Ray Wayne A, Chung Cecilia P, Murray Katherine T, Hall Kathi, Stein C Michael
Department of Health Policy, Village at Vanderbilt, Ste 2600, 1501 21st Ave S, Nashville, TN 37212.
Department of Health Policy, Vanderbilt University School of Medicine, Nashville, Tennessee, USA.
J Clin Psychiatry. 2017 Feb;78(2):190-195. doi: 10.4088/JCP.15m10324.
Studies demonstrating that higher doses of citalopram (> 40 mg) and escitalopram (> 20 mg) prolong the corrected QT interval prompted regulatory agency warnings, which are controversial, given the absence of confirmatory clinical outcome studies. We compared the risk of potential arrhythmia-related deaths for high doses of these selective serotonin reuptake inhibitors (SSRIs) to that for equivalent doses of fluoxetine, paroxetine, and sertraline.
The Tennessee Medicaid retrospective cohort study included 54,220 persons 30-74 years of age without cancer or other life-threatening illness who were prescribed high-dose SSRIs from 1998 through 2011. The mean age was 47 years, and 76% were female. Demographic characteristics and comorbidity for individual SSRIs were comparable.

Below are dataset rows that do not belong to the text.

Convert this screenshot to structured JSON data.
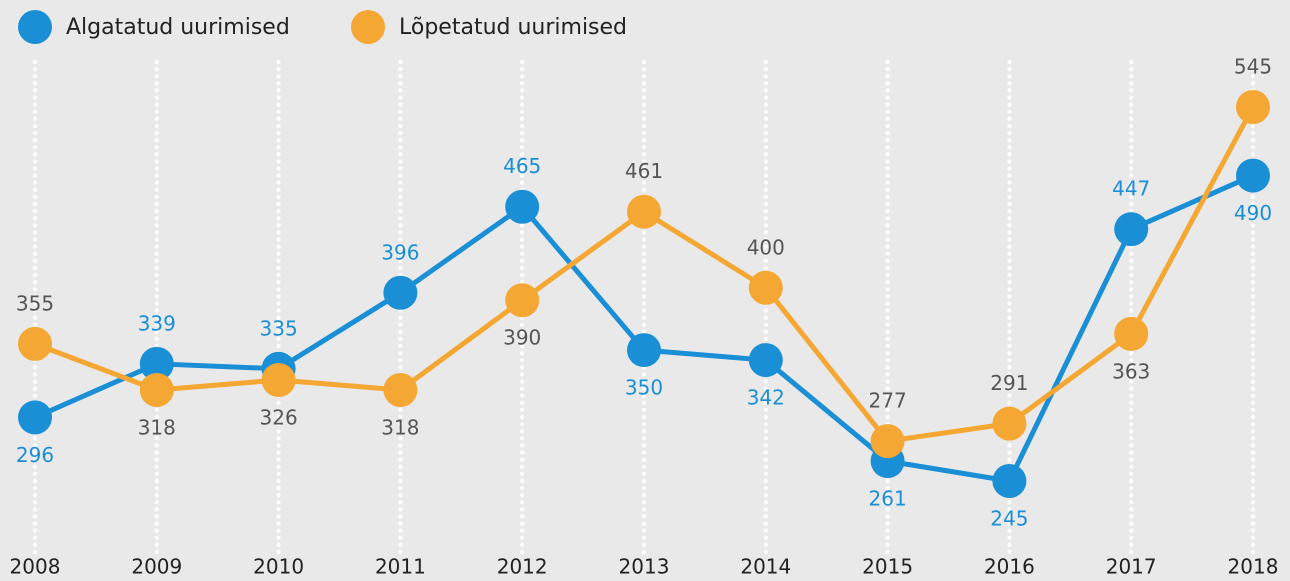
{
  "chart_data": {
    "type": "line",
    "categories": [
      "2008",
      "2009",
      "2010",
      "2011",
      "2012",
      "2013",
      "2014",
      "2015",
      "2016",
      "2017",
      "2018"
    ],
    "series": [
      {
        "name": "Algatatud uurimised",
        "color": "#1a8fd6",
        "values": [
          296,
          339,
          335,
          396,
          465,
          350,
          342,
          261,
          245,
          447,
          490
        ]
      },
      {
        "name": "Lõpetatud uurimised",
        "color": "#f5a733",
        "values": [
          355,
          318,
          326,
          318,
          390,
          461,
          400,
          277,
          291,
          363,
          545
        ]
      }
    ]
  }
}
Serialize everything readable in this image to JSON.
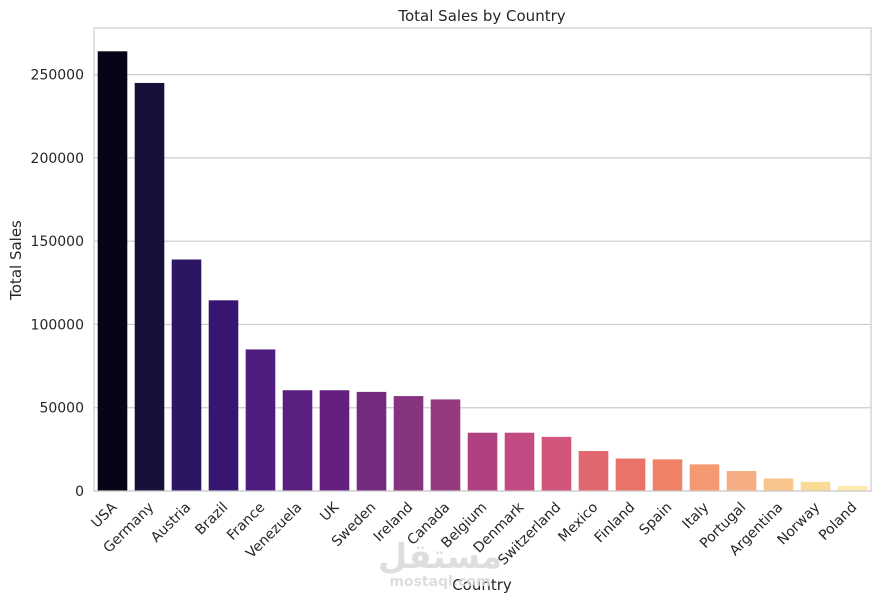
{
  "chart_data": {
    "type": "bar",
    "title": "Total Sales by Country",
    "xlabel": "Country",
    "ylabel": "Total Sales",
    "ylim": [
      0,
      278000
    ],
    "yticks": [
      0,
      50000,
      100000,
      150000,
      200000,
      250000
    ],
    "grid": "horizontal",
    "categories": [
      "USA",
      "Germany",
      "Austria",
      "Brazil",
      "France",
      "Venezuela",
      "UK",
      "Sweden",
      "Ireland",
      "Canada",
      "Belgium",
      "Denmark",
      "Switzerland",
      "Mexico",
      "Finland",
      "Spain",
      "Italy",
      "Portugal",
      "Argentina",
      "Norway",
      "Poland"
    ],
    "values": [
      264000,
      245000,
      139000,
      114500,
      85000,
      60500,
      60500,
      59500,
      57000,
      55000,
      35000,
      35000,
      32500,
      24000,
      19500,
      19000,
      16000,
      12000,
      7500,
      5500,
      3000
    ],
    "colors": [
      "#060517",
      "#17103a",
      "#2c1663",
      "#391572",
      "#4e1d80",
      "#5a1f7f",
      "#651f81",
      "#722b7f",
      "#863380",
      "#953a7f",
      "#b04180",
      "#c24981",
      "#d2557c",
      "#e0666f",
      "#ea7368",
      "#ee8166",
      "#f39a73",
      "#f6ad83",
      "#f8c58d",
      "#fbd999",
      "#fde8ad"
    ]
  },
  "watermark": {
    "arabic": "مستقل",
    "latin": "mostaql.com"
  }
}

Because arrhythmia-related deaths are typically sudden and occur outside the hospital, we analyzed out-of-hospital sudden unexpected death as well as sudden cardiac deaths, a more specific indicator of proarrhythmic effects.
The adjusted risk of sudden unexpected death for citalopram did not differ significantly from that for the other SSRIs. The respective hazard ratios (HRs) for citalopram versus escitalopram, fluoxetine, paroxetine, and sertraline were 0.84 (95% CI, 0.40-1.75), 1.24 (95% CI, 0.75-2.05), 0.75 (95% CI, 0.45-1.24), and 1.53 (95% CI, 0.91-2.55). There were no significant differences for sudden cardiac death or all study deaths, nor were there significant differences among high-risk patients (≥ 60 years of age, upper quartile baseline cardiovascular risk). Escitalopram users had no significantly increased risk for any study end point.
We found no evidence that risk of sudden unexpected death, sudden cardiac death, or total mortality for high-dose citalopram and escitalopram differed significantly from that for comparable doses of fluoxetine, paroxetine, and sertraline.
有研究表明,较高剂量的西酞普兰(>40毫克)和艾司西酞普兰(>20毫克)会延长校正QT间期,这引发了监管机构的警告,但鉴于缺乏确证性临床结局研究,这些警告存在争议。我们比较了高剂量的这些选择性5-羟色胺再摄取抑制剂(SSRI)与同等剂量的氟西汀、帕罗西汀和舍曲林导致潜在心律失常相关死亡的风险。
田纳西医疗补助回顾性队列研究纳入了54220名年龄在30至74岁之间、无癌症或其他危及生命疾病的患者,这些患者在1998年至2011年期间被开具了高剂量SSRI处方。平均年龄为47岁,76%为女性。各SSRI的人口统计学特征和合并症具有可比性。由于心律失常相关死亡通常是突然发生且在院外,我们分析了院外意外猝死以及心源性猝死,后者是致心律失常作用的一个更具体指标。
西酞普兰导致意外猝死的校正风险与其他SSRI相比无显著差异。西酞普兰与艾司西酞普兰、氟西汀、帕罗西汀和舍曲林相比,各自的风险比(HR)分别为0.84(95%CI,0.40 - 1.75)、1.24(95%CI,0.75 - 2.05)、0.75(95%CI,0.45 - 1.24)和1.53(95%CI,0.91 - 2.55)。心源性猝死或所有研究死亡情况均无显著差异,高危患者(≥60岁,心血管风险基线处于上四分位数)之间也无显著差异。艾司西酞普兰使用者在任何研究终点的风险均未显著增加。
我们没有发现证据表明高剂量西酞普兰和艾司西酞普兰导致意外猝死、心源性猝死或总死亡率的风险与同等剂量的氟西汀、帕罗西汀和舍曲林有显著差异。